Friday, February 04, 2011

Princeton Researches May Have Cracked Metastatic Cancer Code

A team of Princeton University researchers may have cracked the code to figuring out how cancer metastasizes.
A team of Princeton University biologists reported Thursday they may have finally figured out the cancer’s molecular point of attack.
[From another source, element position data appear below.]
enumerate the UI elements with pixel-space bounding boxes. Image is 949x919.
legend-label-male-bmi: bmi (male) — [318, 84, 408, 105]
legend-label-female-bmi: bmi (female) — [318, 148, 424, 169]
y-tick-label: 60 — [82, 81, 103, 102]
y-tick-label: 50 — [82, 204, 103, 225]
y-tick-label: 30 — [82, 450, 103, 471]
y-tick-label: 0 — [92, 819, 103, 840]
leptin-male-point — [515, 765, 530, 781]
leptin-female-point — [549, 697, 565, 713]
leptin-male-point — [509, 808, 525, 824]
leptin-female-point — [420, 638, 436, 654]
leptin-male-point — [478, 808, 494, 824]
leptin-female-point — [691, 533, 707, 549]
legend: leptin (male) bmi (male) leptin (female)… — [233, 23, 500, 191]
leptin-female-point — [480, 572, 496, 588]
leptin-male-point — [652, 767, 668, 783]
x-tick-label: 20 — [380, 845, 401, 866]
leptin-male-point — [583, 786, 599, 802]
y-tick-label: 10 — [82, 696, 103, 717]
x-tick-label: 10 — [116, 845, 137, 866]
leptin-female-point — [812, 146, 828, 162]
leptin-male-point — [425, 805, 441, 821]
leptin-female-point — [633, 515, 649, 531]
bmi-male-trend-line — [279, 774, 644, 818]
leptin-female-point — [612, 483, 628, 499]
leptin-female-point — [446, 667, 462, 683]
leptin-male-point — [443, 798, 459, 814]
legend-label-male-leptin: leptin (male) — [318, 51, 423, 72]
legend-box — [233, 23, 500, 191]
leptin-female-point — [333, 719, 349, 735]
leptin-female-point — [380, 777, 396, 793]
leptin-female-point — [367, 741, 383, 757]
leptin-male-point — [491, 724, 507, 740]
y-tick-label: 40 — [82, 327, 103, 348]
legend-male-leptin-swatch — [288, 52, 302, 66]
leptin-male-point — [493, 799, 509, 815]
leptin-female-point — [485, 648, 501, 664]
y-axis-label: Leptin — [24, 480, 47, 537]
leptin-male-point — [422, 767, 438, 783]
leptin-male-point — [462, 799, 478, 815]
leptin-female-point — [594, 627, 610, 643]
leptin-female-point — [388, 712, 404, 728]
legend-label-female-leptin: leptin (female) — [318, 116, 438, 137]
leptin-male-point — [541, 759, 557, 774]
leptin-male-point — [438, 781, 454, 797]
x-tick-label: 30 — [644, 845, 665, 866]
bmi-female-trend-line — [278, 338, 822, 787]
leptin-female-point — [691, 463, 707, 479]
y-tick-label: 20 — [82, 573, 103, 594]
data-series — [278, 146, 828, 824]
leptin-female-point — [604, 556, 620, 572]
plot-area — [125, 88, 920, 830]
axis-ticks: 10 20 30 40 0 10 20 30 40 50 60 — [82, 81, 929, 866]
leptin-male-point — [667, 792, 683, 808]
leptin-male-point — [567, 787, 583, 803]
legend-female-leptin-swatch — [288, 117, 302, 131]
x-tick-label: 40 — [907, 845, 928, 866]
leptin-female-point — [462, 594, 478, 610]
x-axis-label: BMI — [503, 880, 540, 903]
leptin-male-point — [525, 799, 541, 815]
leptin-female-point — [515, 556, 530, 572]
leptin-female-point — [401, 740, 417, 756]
“Everyone knows that metastasis — the spread of cancer — is the reason people die,” Yibin Kang said. “Everyone knows it’s the most important question — but it’s been almost impossible to tackle, it’s been too complicated. It’s only very recently that we have the tools to answer the question.”

Kang and his research team discovered breast cancer tumor cells use a well-known protein and molecular pathway to essentially hijack the bone repair process, according to a paper published in the online journal Cancer Cell.

The malignant cells, they wrote, use a protein called Jagged1 and its so-called “Notch pathway” to get a stronghold in bone tissue in 70 percent to 80 percent of patients with an advanced stage of the disease. From there, the cancer spreads throughout the body.

In healthy people, cells called “osteoclasts” and “osteoblasts” naturally repair the skeleton by breaking down and rebuilding bone, like microscopic repaving machines. But in cancer patients, Kang found tumor cells use Jagged1 to commandeer the process, using the osteoclasts to forge deep into the bone and even speed up the growth of tumors there.

The researcher and his lab have made previous discoveries about the spread of breast cancer to skeletal cells. In a 2009 study, Kang showed that TGF-beta, which controls cell proliferation, played a role in the growth of bone tumors.

Jagged1, it turns out, plays a similar role in that process.

The latest work by the Princeton researchers reveals TGF-beta is released in large amounts during the breakdown of bone and feeds the tumor cells, thereby stimulating increased production of Jagged1. Together, the two processes possess considerable destructive power.

“(It) establishes a vicious cycle, essentially driving the unstoppable expansion of tumor and the destruction of skeletal tissues,” said Nilay Sethi, a student who recently finished his doctorate in molecular biology at Princeton and worked with Kang on the discovery.